Espaço Pensar +

DIGA-ME COM QUEM ANDAS - 10.01.25


Por André Burger

 

Hoje a Venezuela empossa Nicolas Maduro como presidente pela terceira vez consecutiva. Ele é presidente desde 2013 sucedendo Hugo Chavez que o foi desde 1999. Numa democracia efetiva se desconfia quando há falta de alternância no poder e por 20 anos são eleitas as mesmas pessoas. Há ceticismo sobre a licitude do processo eleitoral venezuelano desde o início da dupla Chavez-Maduro na presidência.

A OEA declarou que durante a gestão de Maduro foram cometidos crimes contra a humanidade, e a ONU reportou mais de 9 mil pessoas assassinadas pelo seu regime. Em 10 de janeiro de 2019, minutos após Maduro tomar posse perante o Tribunal Supremo de Justiça da Venezuela, o STF deles, para o mandato presidencial de 2019 a 2025, a OEA, em reunião extraordinária do Conselho Permanente, aprovou uma resolução que declarava Maduro como presidente ilegítimo da Venezuela, pedindo novas eleições. Em 26 de março de 2020, o Departamento de Justiça dos Estados Unidos, emitiu um mandado de prisão contra Maduro por acusações relacionadas ao tráfico de drogas com uma recompensa de 15 milhões de dólares.

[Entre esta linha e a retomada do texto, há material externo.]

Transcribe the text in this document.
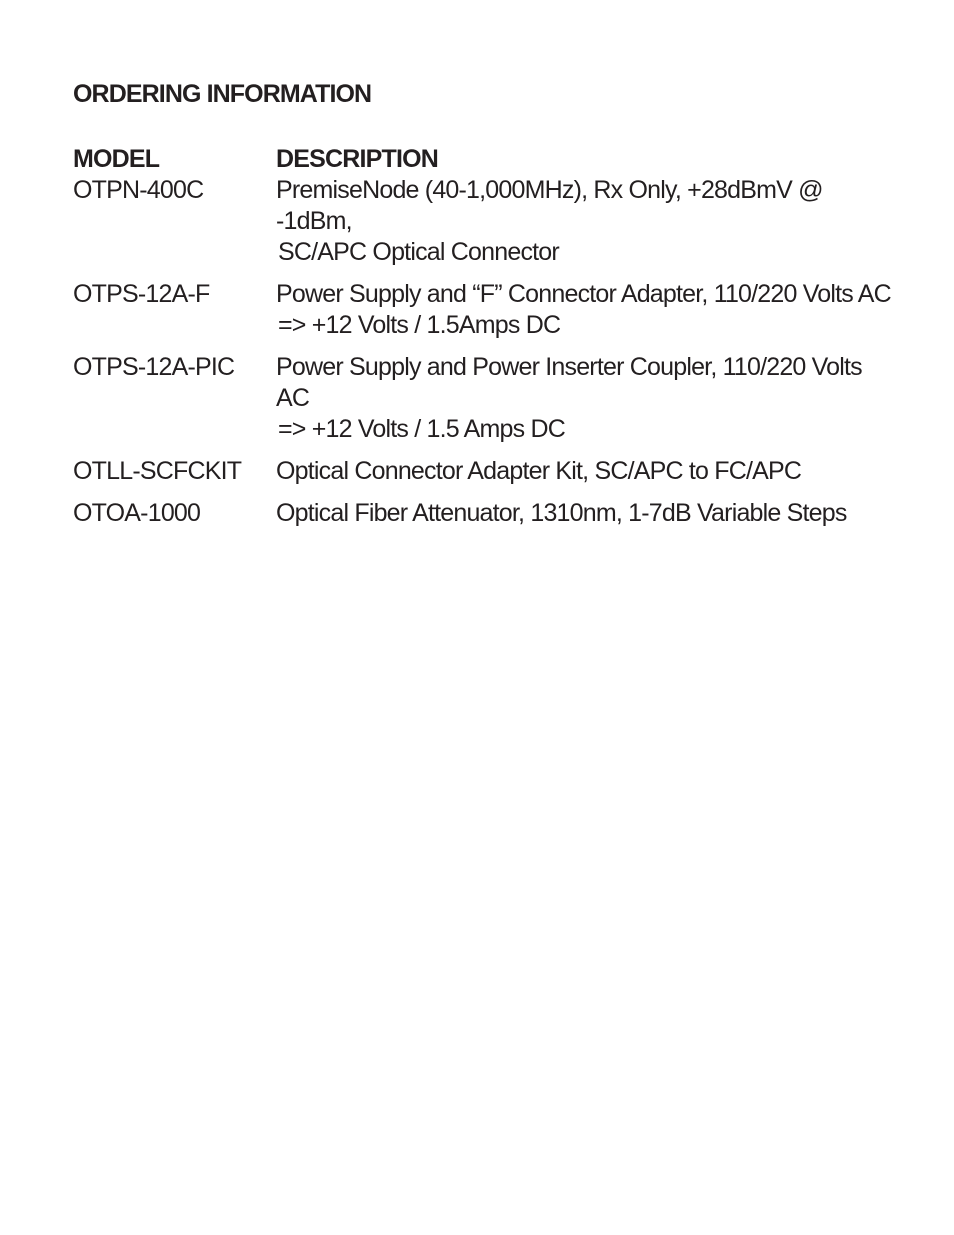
ORDERING INFORMATION
MODEL	DESCRIPTION
OTPN-400C	PremiseNode (40-1,000MHz), Rx Only, +28dBmV @ -1dBm,
SC/APC Optical Connector
OTPS-12A-F	Power Supply and “F” Connector Adapter, 110/220 Volts AC
=> +12 Volts / 1.5Amps DC
OTPS-12A-PIC	Power Supply and Power Inserter Coupler, 110/220 Volts AC
=> +12 Volts / 1.5 Amps DC
OTLL-SCFCKIT	Optical Connector Adapter Kit, SC/APC to FC/APC
OTOA-1000	Optical Fiber Attenuator, 1310nm, 1-7dB Variable Steps
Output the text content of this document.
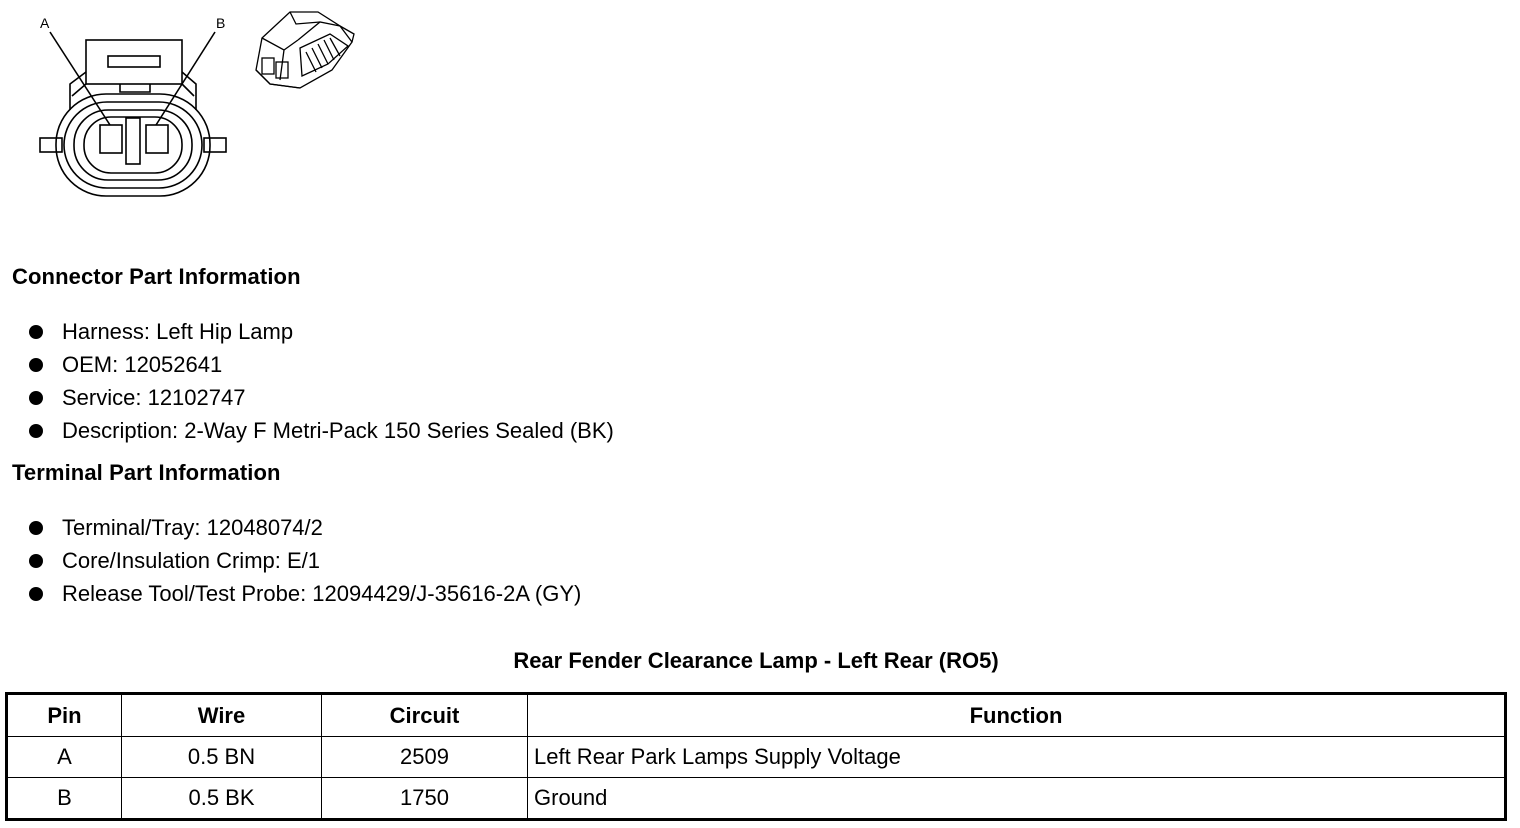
A	B
Connector Part Information
Harness: Left Hip Lamp
OEM: 12052641
Service: 12102747
Description: 2-Way F Metri-Pack 150 Series Sealed (BK)
Terminal Part Information
Terminal/Tray: 12048074/2
Core/Insulation Crimp: E/1
Release Tool/Test Probe: 12094429/J-35616-2A (GY)
Rear Fender Clearance Lamp - Left Rear (RO5)
Pin	Wire	Circuit	Function
A	0.5 BN	2509	Left Rear Park Lamps Supply Voltage
B	0.5 BK	1750	Ground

Maduro alega ter vencido as eleições de 28 de julho de 2024, o que lhe garantiria a posse de hoje Porém nunca foram apresentadas as atas de fechamento de urna que comprovariam sua vitória. Algo que foi demandado pela oposição venezuelana e a comunidade internacional. Ao contrário, o candidato da oposição, Edmundo Gonzales, apresentou documentos que mostram a vitória dele, Gonzales. Em continuidade, é perseguido pelo Ministério Público venezuelano, obrigando-o, primeiro, a se refugiar na embaixada da Holanda e, depois, na casa do embaixador da Espanha que promoveu sua fuga e exílio na Espanha. A União Europeia não reconhece o resultado oficial das eleições na Venezuela que elegeram Maduro presidente. Está claro que houve fraude e foi imposta repressão à oposição, com desaparecidos, mortos e autoexilados. Ontem, 9 de janeiro, Maria Corina Machado, líder da oposição na Venezuela, foi presa.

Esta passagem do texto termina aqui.